Continuing my need to post about photographs taken decades ago on long-forgotten film cameras, today I am posting the last pictures from the before-kids vacation Bhavna, and I took to St. Vincent & The Grenadines. I wrote about my trip to Bequia to spend some time with my grandmother and the nature hike we took out to Trinity Falls when staying on the mainland at the Bank House with Dad. But I still have a few pictures from our drive along the Leeward Highway to Trinity Falls.
Most of the roads in St. Vincent are narrow one-lane roads that wind around the outer rim of the mountain ridge from the southern coast of the mainland up to the La Soufrière volcano on the northern end. One such road is the Leeward Highway. Using the word highway to describe this road is a stretch of the modern North American understanding of the word. However, according to Wikipedia, the word highway can be used for any major roadway. The British definition is a legal term to describe "...any route or path with a public right of access, including footpaths etc.". So the Leeward Highway is a major public road along the east coast of the mainland. Got it?
The roadway was so narrow that at one point, the driver asked us to exit the minivan and stand back while he navigated past another vehicle. The tyres of the back of the minivan were on the very edge of the left side of the road. One mistake and a 200-foot drop awaited the vehicle and its driver.

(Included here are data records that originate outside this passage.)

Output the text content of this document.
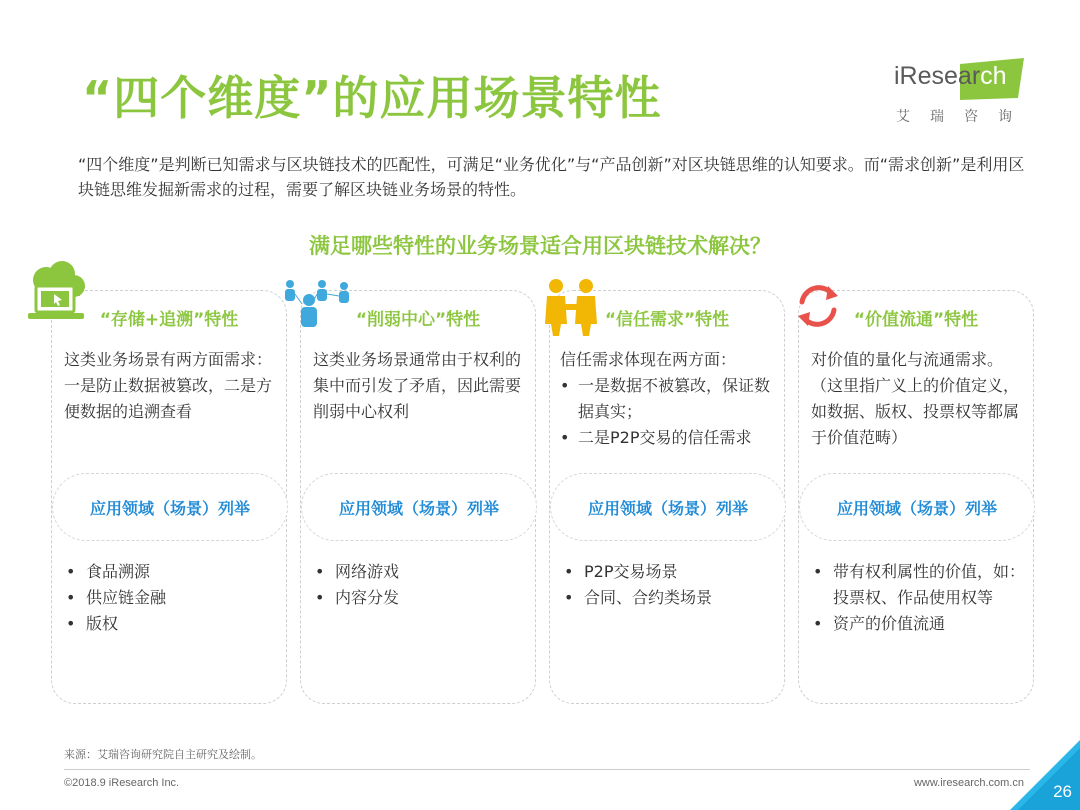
“四个维度”的应用场景特性	iResearch
艾瑞咨询
“四个维度”是判断已知需求与区块链技术的匹配性，可满足“业务优化”与“产品创新”对区块链思维的认知要求。而“需求创新”是利用区块链思维发掘新需求的过程，需要了解区块链业务场景的特性。
满足哪些特性的业务场景适合用区块链技术解决？
“存储+追溯”特性
这类业务场景有两方面需求：一是防止数据被篡改，二是方便数据的追溯查看
应用领域（场景）列举
• 食品溯源
• 供应链金融
• 版权
“削弱中心”特性
这类业务场景通常由于权利的集中而引发了矛盾，因此需要削弱中心权利
应用领域（场景）列举
• 网络游戏
• 内容分发
“信任需求”特性
信任需求体现在两方面：
• 一是数据不被篡改，保证数据真实；
• 二是P2P交易的信任需求
应用领域（场景）列举
• P2P交易场景
• 合同、合约类场景
“价值流通”特性
对价值的量化与流通需求。（这里指广义上的价值定义，如数据、版权、投票权等都属于价值范畴）
应用领域（场景）列举
• 带有权利属性的价值，如：投票权、作品使用权等
• 资产的价值流通
来源：艾瑞咨询研究院自主研究及绘制。
©2018.9 iResearch Inc.	www.iresearch.com.cn 26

And for those who don’t know the word leeward, it's a nautical term to describe the side of a ship facing the direction toward which the wind is blowing and the side opposite the windward. In the Caribbean Sea, leeward is west, and windward is east. Got it?
While the highway is narrow and bumpy, the drive offers spectacular cliff top views, hidden bays, flora and fauna. We drove through Barrouallie, a small village established by French settlers in 1719 and the first European colony on St. Vincent. We also went through the town of Walliabou. Wallilabou Anchorage was one of many locations in St. Vincent and the Grenadines where Disney Studio filmed the movie ‘Pirates of the Caribbean’.
The nature trail is to the north of Chateubelair, a large fishing village with archaeological significant rock carvings believed to have been left by Kalinago, the native inhabitants of the islands. Near the foot of the La Soufrière volcano, the nature trail is accessible from the Leeward Highway. Some of the previous trails had eroded and caved in.
Apologies for the quality of these photographs. When we took this vacation, APS film was being pushed by Kodak as the future of film photography. I was ignorant and bought into the hype. I purchased an APS film camera and several rolls of APS film, which was the worst camera to bring on a vacation. The quality of APS film was inferior to the 35mm film format it was intended to replace. 35mm film is still made and sold, but APS (along with Kodak) was relegated to the dustbin of history.